I sat on a towel by the hotel pool while my parents tried to win back our money for Disneyland. When my mother rubbed lotion into my shoulders, she pointed to a woman sleeping on her back,
with a washcloth covering her eyes. A child squatted next to her head, brushing the woman’s hair with a toy brush. A boy, asleep next to them, had a white bar of soap hanging from a braided cord around his neck; his fingers moved over the soap, as if he were dreaming on it.

“Those kids are in the shows at night. Look at that,” my mother said. “The kids make the money and the mother just lounges.”

Later, when my parents went into the casino, the little girl pulled the woman’s hair.

“Shhhh,” the woman said. “And let him sleep. He was up late. Go in the water, Honey.”

But the boy woke up and ran onto the diving board, the muscles in his stomach jiggling like a bowl of shaken water. The sound of his yell made the woman sit up and lift the washcloth off her face.

His feet flapped on the surface of the water, then he stopped and shook. His mother and sister and I all stared but he didn’t seem to notice us. He seemed to be splashing with other, invisible bodies in the pool.

I watched the boy most of the afternoon, hoping he would look at me. He stood gurgling water, his head tilting up, soaping himself with bubbles from the bar around his neck. His mother would pull to a sitting position every once in a while, taking her sunglasses down from the top of her head, and smile, watching him, look nervously over to his sister; then, having counted each of her children, she would sigh, sinking back to her towel, opening a magazine over her face.
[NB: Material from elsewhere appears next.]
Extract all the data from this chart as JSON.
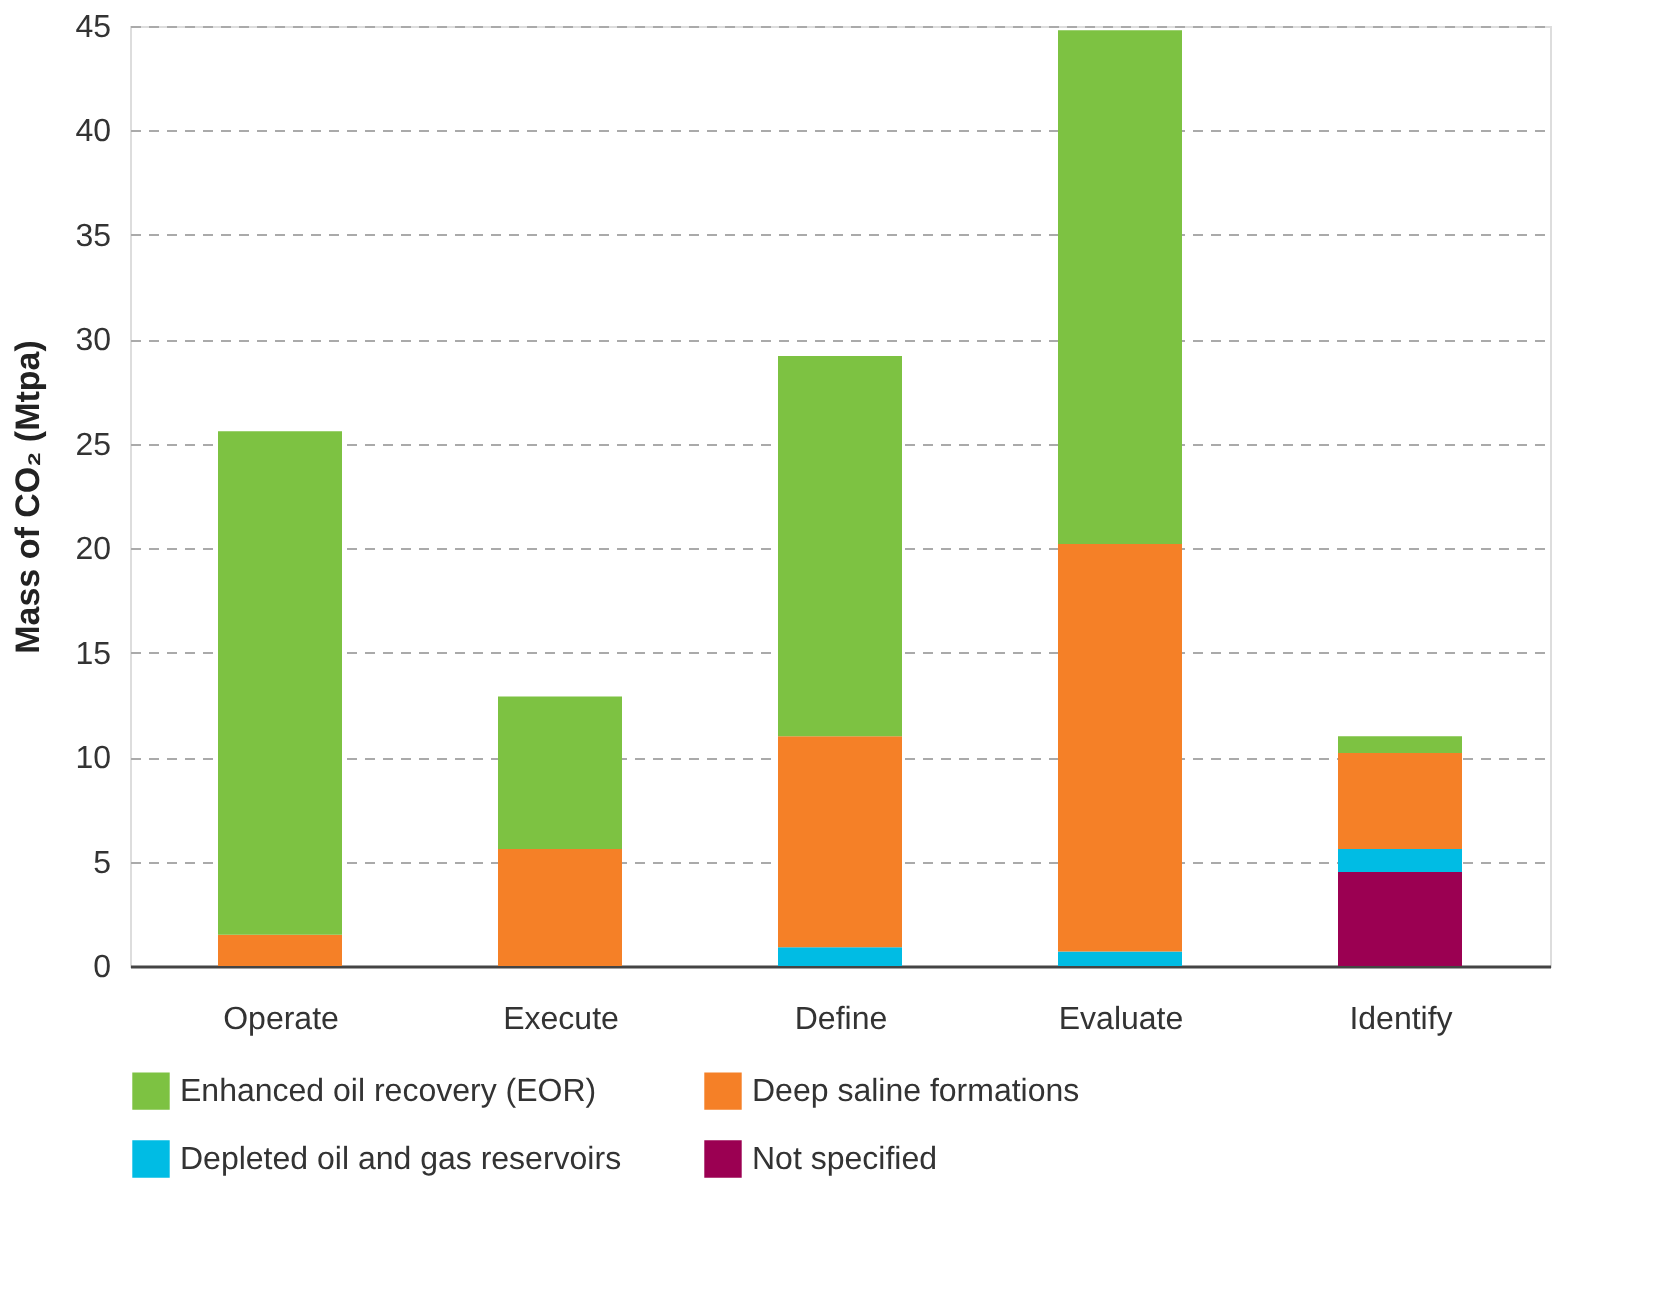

I waded in the shallow end. My mother said I could play with these children so I knew I could, but I didn’t know how to start. It seemed too hard. I closed my eyes, tumbling through the water, and thought that when I went home I could write letters to them. Months later, back at my grandmother’s house, times when I wasn’t even thinking of my father, I felt like writing a letter to that boy. But I didn’t even know his name.

“So we’ll go to Disneyland next trip,” my father said, walking me back from the pool. There were no lawns in front of the parked
trailers, but the sand was raked and bordered with rows of rocks. My father’s black slip-on shoes were scuffed. He was holding my hand but not looking at me.

“When?”

Suddenly, I wanted the name of a month, not to see Disneyland but to see him. Taking long steps, trying to match his pace, I wanted to say that I didn’t care about Disneyland. I dared myself to talk after one more, two more, three more steps, all the way to the apartment. But I never said it. All I did was hold his hand tighter and tighter.

“I don’t know,” he said, letting my arm drop when we came to the porch.

On the plane home, I held the package of headbands in my lap, tracing each one through the cellophane. My mother turned and looked out the window.

“I work,” she said finally, “and I pay for your school and your books and your skates and your lessons.”

She picked up the package of headbands and then dropped it back on my lap. “A seventy-nine-cent package of headbands,” she said.

I hid behind a tree, watching my grandmother walk down the driveway, the back corner of her scarf whipping in the wind. The red metal flag stood up on the mailbox. I watched her shuffle through the mail and shove it into her pocket. She didn’t hold any of the letters in her hand or look at one for longer; that meant there was nothing unusual. Then I ran up to her.